Chinese youth are discovering their social world and seeking emotional connection—not political change. Tricia argues that this reflects a new form of sociality among Chinese youth: an Elastic Self. Evidence of this new self is unfolding in three ways: from self-restraint to self-expression, from comradeship to friendship, and from a “moral me” to a “moral we.” This new sociality is lying the groundwork for a public sphere to emerge from ties primarily based on friendship and interactions founded on a causal web of public trust. The changes Tricia has documented have potentially transformative power for Chinese society as a whole because they are radically altering the way that people perceive and engage with each other.
About Tricia
Tricia is a global tech ethnographer transforming businesses into people-centered organizations. Utilizing Digital Age design research methods, Tricia specializes in balancing qualitative and quantitative data analysis for institutions to fulfill their strategic goals. She advises organizations (large and small) on how to understand their "users" or "consumers" as people, not just datasets. She’s passionate about her work as a people champion in companies, start-ups, and non-profits. She has worked with Fortune 500 companies including Nokia and GE and numerous institutions from the UN to NASA.

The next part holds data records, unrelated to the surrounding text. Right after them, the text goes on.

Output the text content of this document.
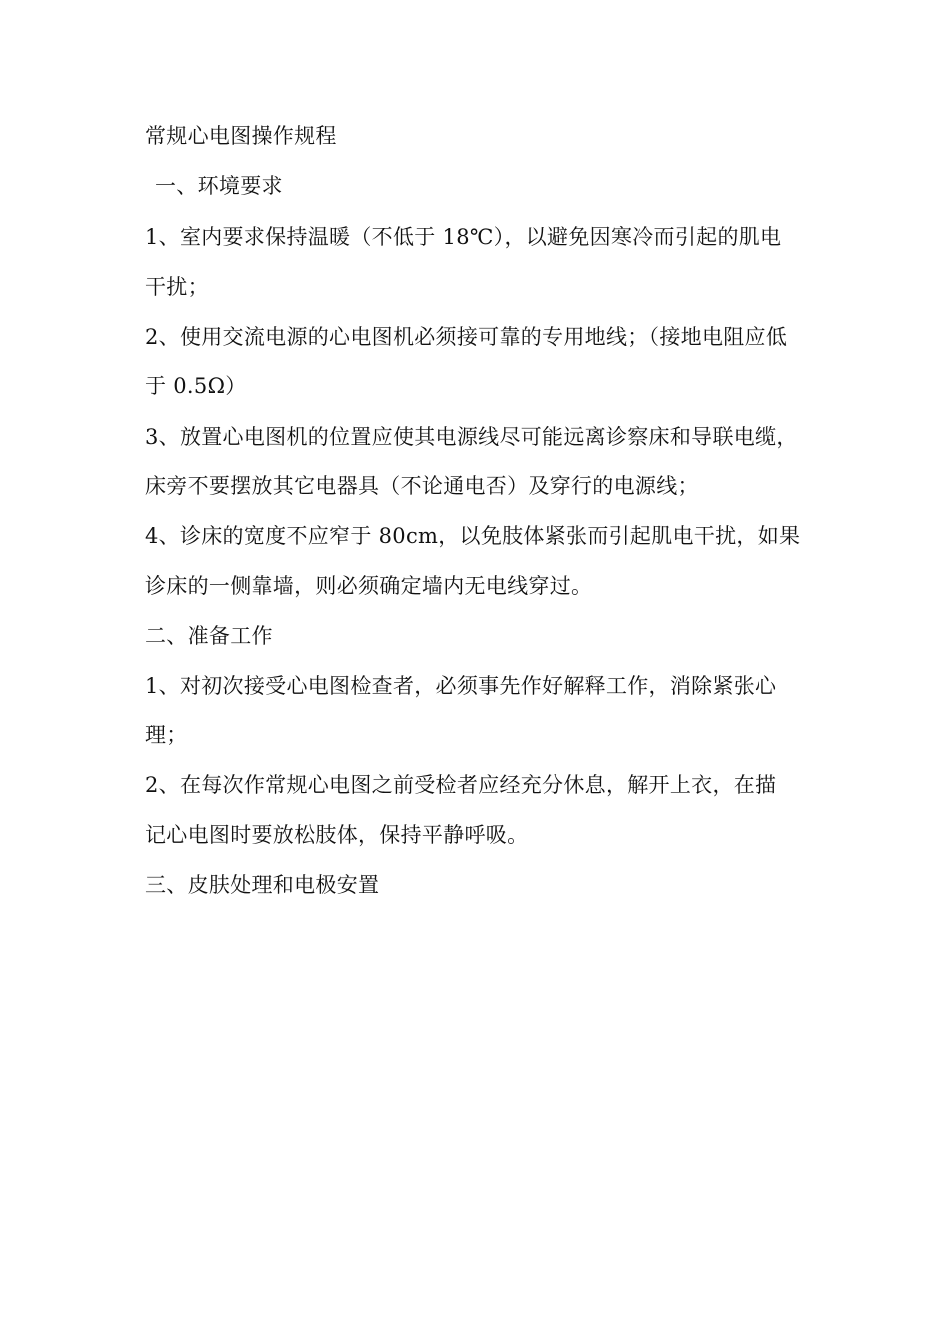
常规心电图操作规程
一、环境要求
1、室内要求保持温暖（不低于 18℃），以避免因寒冷而引起的肌电
干扰；
2、使用交流电源的心电图机必须接可靠的专用地线；（接地电阻应低
于 0.5Ω）
3、放置心电图机的位置应使其电源线尽可能远离诊察床和导联电缆，
床旁不要摆放其它电器具（不论通电否）及穿行的电源线；
4、诊床的宽度不应窄于 80cm，以免肢体紧张而引起肌电干扰，如果
诊床的一侧靠墙，则必须确定墙内无电线穿过。
二、准备工作
1、对初次接受心电图检查者，必须事先作好解释工作，消除紧张心
理；
2、在每次作常规心电图之前受检者应经充分休息，解开上衣，在描
记心电图时要放松肢体，保持平静呼吸。
三、皮肤处理和电极安置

Her research interests lie at the intersection of technology and culture—the investigation of how social media and the internet affect identity-making, trust formation, and collective action. Through extensive fieldwork in China and Latin America, she has developed expertise on digital communities in emerging economies, leading to the formulation of an innovative sociological framework for understanding user interactions online.
Tricia relishes on-the-ground, hyper-immersive ethnographic fieldwork, which has provided her with a unique understanding of the experiences of edge communities. During her projects she has pioneered ethnographic techniques such as live fieldnoting, which uses social media tools to share real-time fieldwork data. She is a thought leader on integrative approaches of combining Big Data and what she terms, Thick Data.
A Fulbright Fellow and National Science Foundation Fellow, Tricia has been recognized as a leading authority by journalists, investors, and ethnographic and sociological researchers. Her research has been featured in The Atlantic, Al Jazeera, Fast Company, Makeshift, and Wired. She has presented at the Microsoft Social Computing Symposium, Lift, and South by Southwest. She is also proud to have co-founded the first national hip-hop education initiative, which turned into the Hip Hop Education Center at New York University and to have built after-school technology and arts programs for low-income youth at New York City public schools and the Queens Museum of Arts.
She is a visiting scholar at New York University's Interactive Telecommunication Program and Harvard University’s Berkman Center for Internet Studies. She received her PhD in Sociology at UC San Diego. She is also an advisory board member of Rev Arts in New York City. She is currently writing a book, tentatively titled, Tales from the Chinese Internet, which is about the Chinese Internet as an expressive space in which people uniquely shape their identities in an otherwise rigid society, a phenomenon she calls "the Elastic Self.” Her research philosophy is that you have to go to the edges to discover what's really happening. She is the proud owner of an internet famous dog who balances stuff on her head, #ellethedog.